Open rowlesmr opened 1 year ago
The mmCIF dictionary [1] also assigns the 8pi_angstroms_squared
units to their B items (e.g. _atom_site_anisotrop.B[1][1]
). Some of those items are supposed to be equivalent to those in the CIF_CORE
dictionary (and they do share some of the data name aliases). However, in my opinion the units should not be changed (see below).
The units themselves look incorrect to me (at least in the context of the dictionary). The current definition states:
8pi2_angstroms_squared "8pi^2^ * angstroms squared (metres * 10^(-10)^)^2^"
From what I understand, the dictionary currently operates under the assumption of the following equivalence [2] (brackets indicate the measuring units): U [A^2] = B / 8 pi^2 [A^2]
Now if we suddenly change the units of B to (8pi^2 A^2) and try to convert the right side to A^2: U [A^2] = B / 8 pi^2^ [8pi^2^ A^2] U [A^2] = ( B / 8 pi^2 ) 8pi^2 [A^2] U [A^2] = B [A^2]
That is, if the units were actually respected, one would expect to see identical numeric ADP values regardless of whether U or B is used. However, since CIF files normally contain B values in the same form as written in the related journal publication (that is, not converted to 8pi^2 * A^2 units) this will not be true for most (if not all) existing CIF files.
Note, that the dREL code in the CIF_CORE dictionary responsible for converting between U and B also currently operates under the assumption that B values are measured in A^2^ and not 8pi^2 * A^2, so the change in units would not be so simple.
@rowlesmr , @jamesrhester could you check if this interpretation makes sense? If yes, I would also report this to the mmCIF maintainers since in practice they probably also do not divide their B values by 8pi^2 just to express them in the
[8pi^2 * A^2] units.
[1] https://mmcif.wwpdb.org/dictionaries/ascii/mmcif_pdbx_v50.dic [2] http://pd.chem.ucl.ac.uk/pdnn/refine3/adps.htm
I concur with this assessment (and am embarassed I didn't spot it!)
It's like reporting length in metres and kilometres, and then just artibtrarily changing the units on the kilometres value to be metres; the magnitudes get stuffed up.
or you could write:
0.01267 (Ų) = 1 (1/(8π²) Ų)
so you can make the unit_code correct if you tweak it's definition:
'8pi_angstroms_squared' "length_squared '(1/(8pi^2)) * angstroms squared (metres * 10^(-10))^2'"
assuming that you give B as B and U as U as in the example a coupld of lines above.
I think this still does not remove the underlying issue of U and B being expressed in different units. In this case one still gets:
U [A^2] = B / 8 pi^2^ [1/(8pi^2^) A^2] U [A^2] = B / 8 pi^2^ 1/(8pi^2^) [A^2]
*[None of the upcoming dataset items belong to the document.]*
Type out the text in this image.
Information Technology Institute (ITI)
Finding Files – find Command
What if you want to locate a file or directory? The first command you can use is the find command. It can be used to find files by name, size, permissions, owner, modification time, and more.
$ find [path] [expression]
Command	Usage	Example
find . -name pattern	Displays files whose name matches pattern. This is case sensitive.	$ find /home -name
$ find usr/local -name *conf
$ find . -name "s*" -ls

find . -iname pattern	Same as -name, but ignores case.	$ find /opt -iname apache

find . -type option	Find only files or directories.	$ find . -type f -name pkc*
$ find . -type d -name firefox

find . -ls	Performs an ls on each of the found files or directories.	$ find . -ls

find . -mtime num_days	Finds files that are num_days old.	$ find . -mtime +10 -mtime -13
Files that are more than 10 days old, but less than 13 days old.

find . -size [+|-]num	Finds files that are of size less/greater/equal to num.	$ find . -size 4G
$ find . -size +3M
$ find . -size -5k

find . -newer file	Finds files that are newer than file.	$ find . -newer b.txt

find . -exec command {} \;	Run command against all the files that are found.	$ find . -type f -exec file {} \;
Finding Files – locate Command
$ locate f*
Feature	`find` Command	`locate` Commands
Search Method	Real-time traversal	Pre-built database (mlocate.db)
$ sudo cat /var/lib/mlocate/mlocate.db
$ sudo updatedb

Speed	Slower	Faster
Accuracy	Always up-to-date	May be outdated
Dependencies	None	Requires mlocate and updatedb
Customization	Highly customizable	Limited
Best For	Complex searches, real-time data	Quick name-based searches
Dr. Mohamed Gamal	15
Which is different from the expected:
U [A^2] = B / (8 pi^2^) [A^2]
However, just in case I wrote an email to the mmCIF dictionary maintainers to get their input/interpretation on this issue. It would be quite unexpected to hear that they actually divide all of their B values by 8pi^2^ to convert them to the 8pi_angstroms_squared
units.
My example above is exactly this:
U [A^2] = B / (8 pi^2^) [A^2]
Move the divisor into the units
U [A^2] = B [1 / (8 pi^2^) A^2]
Yes, but moving the divisor into the units affects the value. That is, if the original publication states that the B value is 8.5 [A^2^], the author would now have to record it in the CIF file as 8.5 * 8 pi^2^
to properly express it in the required [1/ (8 pi^2^) A^2^] units., would they not? I'm quite sure this convention was never followed in CIF files, thus suddenly changing the units would be change the interpretation of the B values.
I am not sure about the conventions of mmCIF files though.
I'm arguing that the 1/8pi^2 constant has always implicitly been there. Adding it explicitly doesn't change anything, apart from making it explicit.
Consider measuring lengths. The value W is recorded in metres. There is also another value, Y, that people use, such that W = Y/1000. In both cases, the unit of length is metres. I can report W = 0.001 or Y=1, and people know it is the same thing.
There is an implicit divisor in the units; W [m] = Y [1/1000 m]
I don't need to change the magnitude of the Y value, I just need to make the implicit divisor explicit.
According to the mmCIF unit conversion table, angstroms_squared
can be converted to 8pi2_angstroms_squared
by multiplying it by 8pi^2:
angstroms_squared 8pi2_angstroms_squared * 78.9568
I do not see, why the same would not apply to fractional multipliers.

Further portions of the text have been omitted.